Since the company asked us to divide the range between 2 departments, we just need 2 subnets. Therefore, we will be using the /25 subnet mask. What does this mean? Let’s start from the beginning. The company had a /24 netmask allocation of IP addresses they wanted to use between these 2 departments. We decided to borrow 1 bit from the network portion to increase it to /25, the formula for finding how many subnets you can have is: 2^n where n = borrowed bits; and we borrowed one. 2^1 = 2, therefore we can make 2 subnets – which is perfect for our situation.

We are not configuring DHCP in this project (that’ll be in a future one), so we are just statically configuring the IP addresses and default gateways for our hosts.
We know what IP addresses to pick because of subnetting.

Now we need to determine how many hosts can fit in each of the two subnets. The formula is this: 2^n where n = host bits. Remember, IPv4 addresses always have 32 bits. If we are using 25 of them for the network, that means we only have 7 for the host portion. 2^7 = 128. Each of our networks will have 128 possible addresses. However, in IPv4 two addresses are always reserved for the network ID (first possible IP address) and the broadcast address (last possible address).

  • IPv6 eliminates this limitation as it is more efficient.

Therefore, we know the first LAN, the network for Accounts will have its IP range from 192.168.40.0-192.168.40.127. The range for the Delivery subnet will be 192.168.40.128-192.168.40.255. We decided to use the first usable IP address for each subnet, as their default gateway address. This is the address of the router’s interface directly connected to each LAN. Whenever a host in each LAN needs to send a packet outside of their LAN, it will go here.

“show interfaces status” on the switch.

To determine which ports need configuring:

  • Can use “show interfaces status” to verify active ports on the switch and use “show mac address-table” to find the MAC-Address associated with specific ports (traffic has to have come from the ports already however).
  • Can use CDP or LLDP (multi-vendor environment) to find device neighbors. This can be a security risk however.
  • Proper documentation/labelling and network diagrams
  • Physically plugging and unplugging cables to see network connectivity and link lights on devices (during maintenance windows).
Our router’s interfaces are administratively down. They also don’t have IP addresses assigned to them. How would our hosts communicate outside their LAN? Let’s fix that.
Using “no shutdown” with proper IP configuration. Now our router’s ports are working.
  • Using bit values, we know that /25 is equivalent to .128 for the subnet mask.
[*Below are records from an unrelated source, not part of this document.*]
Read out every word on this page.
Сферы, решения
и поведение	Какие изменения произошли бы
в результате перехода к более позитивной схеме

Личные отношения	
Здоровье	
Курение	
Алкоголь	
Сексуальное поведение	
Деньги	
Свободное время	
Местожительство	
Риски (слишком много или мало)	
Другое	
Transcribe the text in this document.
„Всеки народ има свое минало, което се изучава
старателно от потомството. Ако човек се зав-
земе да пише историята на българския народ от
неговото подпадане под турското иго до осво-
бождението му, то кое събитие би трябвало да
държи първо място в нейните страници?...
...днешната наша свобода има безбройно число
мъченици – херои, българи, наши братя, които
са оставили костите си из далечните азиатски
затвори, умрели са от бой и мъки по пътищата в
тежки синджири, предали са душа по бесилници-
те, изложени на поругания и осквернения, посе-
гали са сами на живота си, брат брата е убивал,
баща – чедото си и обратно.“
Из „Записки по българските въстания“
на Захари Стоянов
Lastly, we pinged PC2 in the DELIVERY subnet from PC0 in the ACCOUNTS subnet.
It was successful, so we know that both subnets can successfully communicate with each other.
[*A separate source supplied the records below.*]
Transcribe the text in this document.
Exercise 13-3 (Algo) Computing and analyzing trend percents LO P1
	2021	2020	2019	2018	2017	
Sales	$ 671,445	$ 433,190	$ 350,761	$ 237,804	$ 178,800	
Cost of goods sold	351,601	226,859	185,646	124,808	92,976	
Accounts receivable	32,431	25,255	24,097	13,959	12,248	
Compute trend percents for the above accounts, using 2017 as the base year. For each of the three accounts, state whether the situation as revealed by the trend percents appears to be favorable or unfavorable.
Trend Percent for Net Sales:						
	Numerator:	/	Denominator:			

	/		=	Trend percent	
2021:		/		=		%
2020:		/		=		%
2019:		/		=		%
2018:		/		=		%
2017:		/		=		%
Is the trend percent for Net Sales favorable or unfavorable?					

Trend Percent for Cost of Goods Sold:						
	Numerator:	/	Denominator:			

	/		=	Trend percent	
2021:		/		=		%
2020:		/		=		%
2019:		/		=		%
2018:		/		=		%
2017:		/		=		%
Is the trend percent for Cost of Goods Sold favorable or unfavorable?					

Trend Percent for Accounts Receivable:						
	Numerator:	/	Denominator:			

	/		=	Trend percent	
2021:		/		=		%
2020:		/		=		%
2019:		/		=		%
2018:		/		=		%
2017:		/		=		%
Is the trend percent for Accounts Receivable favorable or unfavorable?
  • The reason the first ping failed is due to ARP (Address Resolution Protocol), in which the PC didn’t know the MAC address of the default gateway to be able to send its frame to it (this is a simplified version of it).
    • Therefore, it sends a broadcast message (ARP Request) asking for the MAC address (Layer 2) of whoever has the IP of the default gateway. The switch floods this message out and the router interface sends an ARP Reply.
    • The router then receives the original frame (actual ping), de-encapsulates the frame header/trailer to reveal the L3 packet. Using its routing table, it knows where to send the packet.
  • During the ARP process, the switch populates its MAC address table with the source MAC address from each frame received.